А он, Бурда, был спокоен, — спокоен с самого вторника. Словно не он, а какая-то машина рассортировала за него все дела, откинув то, что было важно вчера, и выдвинув на первый план то, что отныне станет самым главным. Он привык думать, будто находится где-то посредине между жизнью и небытием, или, точнее, между бренным, суетным миром и потусторонним покоем.
Сколько сейчас в Польше таких людей, которые, как он, понимали, что их ждет в ближайшем будущем? Бек? Наверняка. Может быть, Рыдз? Может, Славой — хотя нет.
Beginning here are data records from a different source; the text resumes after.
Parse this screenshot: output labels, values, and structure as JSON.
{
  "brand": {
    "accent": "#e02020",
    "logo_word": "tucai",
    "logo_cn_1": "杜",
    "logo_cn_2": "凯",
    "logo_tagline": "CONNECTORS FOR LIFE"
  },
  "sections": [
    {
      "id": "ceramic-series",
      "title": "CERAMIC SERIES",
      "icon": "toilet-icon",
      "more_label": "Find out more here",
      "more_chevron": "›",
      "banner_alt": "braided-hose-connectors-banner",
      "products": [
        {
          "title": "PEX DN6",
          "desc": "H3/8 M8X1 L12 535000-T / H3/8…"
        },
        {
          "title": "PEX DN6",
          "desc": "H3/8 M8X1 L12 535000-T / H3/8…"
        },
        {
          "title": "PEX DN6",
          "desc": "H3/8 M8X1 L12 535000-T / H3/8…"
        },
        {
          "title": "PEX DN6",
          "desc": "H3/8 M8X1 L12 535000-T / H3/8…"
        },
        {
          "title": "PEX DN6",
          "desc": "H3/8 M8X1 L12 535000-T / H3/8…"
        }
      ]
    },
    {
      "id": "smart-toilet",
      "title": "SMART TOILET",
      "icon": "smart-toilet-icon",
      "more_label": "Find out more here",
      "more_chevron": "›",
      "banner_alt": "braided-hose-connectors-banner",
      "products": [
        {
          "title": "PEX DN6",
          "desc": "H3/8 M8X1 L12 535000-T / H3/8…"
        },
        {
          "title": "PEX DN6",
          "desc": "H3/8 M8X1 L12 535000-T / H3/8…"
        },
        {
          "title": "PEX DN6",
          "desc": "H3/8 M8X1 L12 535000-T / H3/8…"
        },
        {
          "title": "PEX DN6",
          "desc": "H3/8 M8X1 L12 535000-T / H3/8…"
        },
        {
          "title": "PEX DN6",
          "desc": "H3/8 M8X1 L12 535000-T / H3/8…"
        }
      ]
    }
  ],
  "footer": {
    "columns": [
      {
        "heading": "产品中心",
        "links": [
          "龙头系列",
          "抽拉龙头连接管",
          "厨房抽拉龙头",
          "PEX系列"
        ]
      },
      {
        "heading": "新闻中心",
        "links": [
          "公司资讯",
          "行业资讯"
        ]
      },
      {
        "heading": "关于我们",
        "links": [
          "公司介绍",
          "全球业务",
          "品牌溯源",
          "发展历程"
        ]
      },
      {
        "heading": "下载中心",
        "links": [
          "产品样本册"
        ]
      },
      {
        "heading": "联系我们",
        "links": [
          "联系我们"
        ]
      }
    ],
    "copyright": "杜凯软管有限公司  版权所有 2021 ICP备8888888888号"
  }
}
Вот он, естественный отбор: теперь дураки не замаскируются ни пышными фразами, ни услужливостью, ни изворотливостью. Может, Ромбич? Этот уже давно спит только по два часа в сутки. Дурак, самый настоящий дурак.
Его охватило странное чувство. Все может рухнуть — люди, города, государства, но такое нематериальное явление, как ненависть, переживет все, оно прочно, как фильтрующийся вирус, которого не убьешь ни огнем, ни холодом. В этой огромной катастрофе, которую предотвратить никому не удастся, Бурда найдет хотя бы в ненависти что-то приятное для себя. Он видит то, чего не видит Ромбич. Более того, именно эта катастрофа сорвет маску с Ромбича и покажет, чего стоит этот Прондзинский. Хотя Бурда плыл в одной лодке с Ромбичем и лодка эта была подхвачена быстрым течением близ водопада, в его душе все же притаилась надежда: «Хоть погибнем вместе, но Ромбич при этом будет выглядеть шутом, а я до конца не утрачу чувства собственного достоинства». Он тихо этому радовался. Возможна ли такая радость? Да, если верить в переселение душ или в какой-нибудь праславянский или эллинский эдем, в котором души продолжают свое существование, хотя бы в бледной и нереальной форме. Ну, скажем, в форме тени, которая ничего уже не может сделать, но все помнит. Немногие достигнут этого эдема, но в их числе будет и Бурда. А в таком случае разве могут сейчас интересовать его те, что не способны обеспечить ему в дальнейшем земную жизнь?